Group I, fed with a standard diet; Group II, fed with a standard diet and treated with spirulina; Group III, fed with a high-fat diet (HFD); Group IV, fed with a HFD and treated with spirulina (preventive treatment); Group V, fed with a HFD and, after the development of hyperlipidaemia in the fifth week, treated with Spirulina (curative treatment). Values are expressed as Mean ± SEM; # p < 0.0001 vs. control (group I); * p < 0.05, ** p < 0.01, *** p < 0.001 and **** p < 0.0001 vs. HFD (group III), n = 8 samples.

).

Pretreatment with spirulina resulted in both a significant increase in the levels of the primary bile acid cholic acid and a decrease in the levels of its metabolite deoxycholic acid in the faeces of the HFD-fed animals (Table 3).

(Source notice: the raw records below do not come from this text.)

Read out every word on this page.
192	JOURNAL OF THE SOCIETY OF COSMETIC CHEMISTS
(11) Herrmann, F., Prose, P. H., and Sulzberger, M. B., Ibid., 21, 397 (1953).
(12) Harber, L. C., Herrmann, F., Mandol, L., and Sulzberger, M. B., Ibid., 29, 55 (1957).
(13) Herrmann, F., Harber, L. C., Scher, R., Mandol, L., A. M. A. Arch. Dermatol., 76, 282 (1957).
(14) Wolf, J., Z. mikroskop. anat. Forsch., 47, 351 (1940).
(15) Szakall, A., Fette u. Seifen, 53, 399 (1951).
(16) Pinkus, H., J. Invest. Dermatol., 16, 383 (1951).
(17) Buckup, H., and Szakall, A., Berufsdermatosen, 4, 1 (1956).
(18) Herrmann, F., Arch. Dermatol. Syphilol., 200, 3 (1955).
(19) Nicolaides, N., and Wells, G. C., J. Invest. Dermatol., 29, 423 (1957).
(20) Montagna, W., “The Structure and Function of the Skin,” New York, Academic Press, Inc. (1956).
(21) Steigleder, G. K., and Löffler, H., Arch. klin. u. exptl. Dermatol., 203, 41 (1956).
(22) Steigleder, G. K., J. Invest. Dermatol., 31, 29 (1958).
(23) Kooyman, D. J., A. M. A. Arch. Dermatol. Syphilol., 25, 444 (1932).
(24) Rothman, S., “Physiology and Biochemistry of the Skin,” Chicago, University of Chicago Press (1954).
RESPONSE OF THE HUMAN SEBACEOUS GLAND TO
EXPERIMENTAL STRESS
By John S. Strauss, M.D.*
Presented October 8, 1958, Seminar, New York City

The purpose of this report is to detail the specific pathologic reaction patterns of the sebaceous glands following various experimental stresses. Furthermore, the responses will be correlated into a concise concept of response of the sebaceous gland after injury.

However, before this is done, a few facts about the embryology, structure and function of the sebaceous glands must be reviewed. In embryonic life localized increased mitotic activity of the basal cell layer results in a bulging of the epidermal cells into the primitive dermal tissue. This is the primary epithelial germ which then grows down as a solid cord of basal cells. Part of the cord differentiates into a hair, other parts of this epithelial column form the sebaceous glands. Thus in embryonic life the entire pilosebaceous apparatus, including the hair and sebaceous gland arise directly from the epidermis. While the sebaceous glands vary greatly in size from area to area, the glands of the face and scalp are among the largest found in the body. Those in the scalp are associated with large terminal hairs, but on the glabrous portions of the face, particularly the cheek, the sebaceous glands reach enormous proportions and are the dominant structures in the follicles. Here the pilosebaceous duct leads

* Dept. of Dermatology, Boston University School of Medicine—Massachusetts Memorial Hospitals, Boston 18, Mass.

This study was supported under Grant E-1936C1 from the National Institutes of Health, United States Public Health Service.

These results suggest that the addition of spirulina to an atherogenic diet led to a reduction in (i) the absorption of cholic acid and, in turn, a reduction in plasma cholesterol and LDL levels and (ii) the conversion of cholic acid to its metabolite deoxycholic acid, probably through an effect on the gut microbiota. A possible effect of spirulina on the gut microbiota also seems to be confirmed by the significant reduction in the levels of another secondary metabolite, lithocholic acid (Table 3). The levels of βMCA, hyocholic acid and hyodeoxycholic acid were not altered by spirulina pretreatment. Similarly, spirulina administered after the induction of hyperlipidaemia was able to reduce both the absorption of CA and the conversion of CA to deoxycholic acid, albeit with less efficacy (Table 3). In contrast to the preventive treatment, the post-treatment with spirulina was also able to increase the level of βMCA. Interestingly, pre-treatment with spirulina was not able to alter the content of hyodeoxycholic acid, a secondary bile acid produced by intestinal bacteria from the isomers of muricholic acids and hyocholic acid [43], while post-treatment with spirulina significantly increased this secondary bile acid, suggesting a different mechanism of action of pre- and post-treatment with spirulina.

4. Conclusions

In summary, all these data seem to indicate that the increased excretion of bile acids could be the mechanism responsible for the anti-hyperlipidaemic activity of the tested spirulina strain. In addition, the increased excretion of cholic acid in unchanged form observed in this experiment and thus its reduced conversion into secondary bile acids could indicate the influence of some biomolecules of the cyanobacteria of the Spirulina genus on bile acid metabolism through an effect on the gut microbiota. Further research in this direction is required to explain these observed effects.